Wednesday, May 10, 2017

Looking At Reddit Comment Data, part 1

Last month I came across this article, Dissecting Trump’s Most Rabid Online Following. Despite obvious political leaning of the author, it's still an interesting article. The discussion on calculating similarity between subreddits all sounded vaguely familiar, and reminds me of calculating movie and user similarities for the Netflix prize. So I decided to take a look at the raw data of the article (and try out Goggle bigtable + bigquery at the same time). Previously I didn't know there's a large, publicly accessible dataset of reddit comments.

The original article used data from Jan 2015 to Dec 2016. At the time I looked at the dataset, it had data up to Feb 2017, so I used data from Jan 2015 to Feb 2017, which has almost 1.7 billion comments. After a quick look, I decided to ignore the comments from two special "users" accounts:
  • deleted users, with 7% of all comments
  • AutoModerator, a "moderation bot", with 0.7% of all comments
There're many other bots, but fortunately they seemed very small relative to AutoModerator. I tallied all users whose name starts with "auto" or ends with "bot", and who have at least 10000 comments, and together they have only 0.34% of all comments. So due to time constraints, I didn't go on a bot-hunting spree. After removing the two special "users" from analysis, the dataset had:
  • 313080 subreddits
  • 14718265 users (who posted at least 1 comment)
  • 1566721864 comments
Notice the "users" here are those who posted at least 1 comment from Jan 2015 to Feb 2017, and users who never posted a comment in that time frame are not in the dataset.
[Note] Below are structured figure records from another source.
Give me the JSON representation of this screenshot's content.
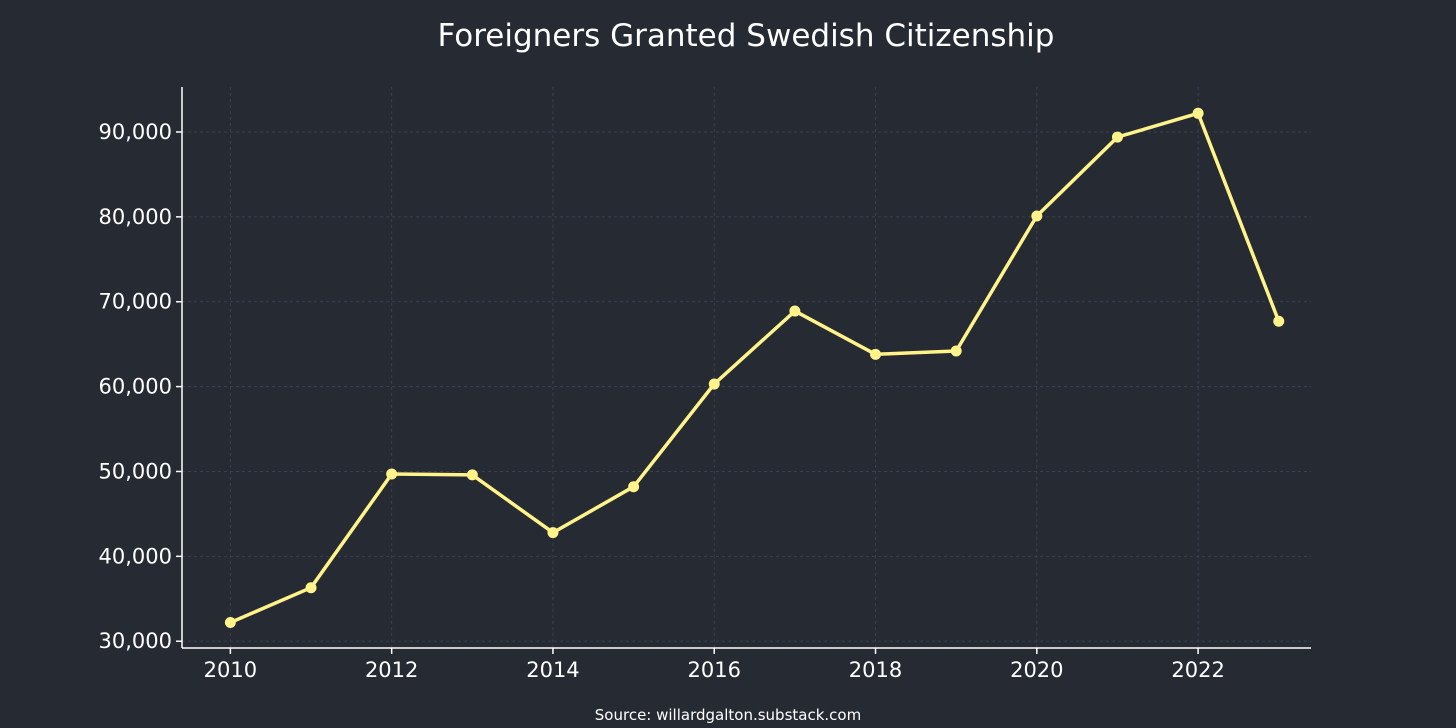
{
  "chart_data": {
    "type": "line",
    "title": "Foreigners Granted Swedish Citizenship",
    "xlabel": "",
    "ylabel": "",
    "x": [
      2010,
      2011,
      2012,
      2013,
      2014,
      2015,
      2016,
      2017,
      2018,
      2019,
      2020,
      2021,
      2022,
      2023
    ],
    "series": [
      {
        "values": [
          32200,
          36300,
          49700,
          49600,
          42800,
          48200,
          60300,
          68900,
          63800,
          64200,
          80100,
          89400,
          92200,
          67700
        ]
      }
    ],
    "xlim": [
      2009.4,
      2023.4
    ],
    "ylim": [
      29200,
      95300
    ],
    "x_ticks": [
      2010,
      2012,
      2014,
      2016,
      2018,
      2020,
      2022
    ],
    "x_tick_labels": [
      "2010",
      "2012",
      "2014",
      "2016",
      "2018",
      "2020",
      "2022"
    ],
    "y_ticks": [
      30000,
      40000,
      50000,
      60000,
      70000,
      80000,
      90000
    ],
    "y_tick_labels": [
      "30,000",
      "40,000",
      "50,000",
      "60,000",
      "70,000",
      "80,000",
      "90,000"
    ],
    "grid": true,
    "legend": "none",
    "source": "Source: willardgalton.substack.com",
    "colors": {
      "background": "#252a33",
      "line": "#fff38a",
      "text": "#ffffff",
      "grid": "#3a4050"
    }
  }
}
Like most social web sites, a small numbers of users are responsible for most content:
  • top 0.01% of users posted 3% of all comments
  • top 0.1% of users posted 12% of all comments
  • top 1% of users posted 41% of all comments
  • top 10% of users posted 85% of all comments
Since the users who never posted a comment are not in the dataset, the percentages in terms of all reddit users are even more skewed.



Similarly, the number of users/commenters in all subreddits is also very skewed:
  • 8 subreddits have 1000000 or more users
  • 149 subreddits have 100000 or more users
  • 1723 subreddits have 10000 or more users
  • 8588 subreddits have 1000 or more users
  • 304492 subreddits have less than 1000 users
Again, remember this is a user comment dataset, and "users" includes only those who posted at least 1 comment from Jan 2015 to Feb 2017.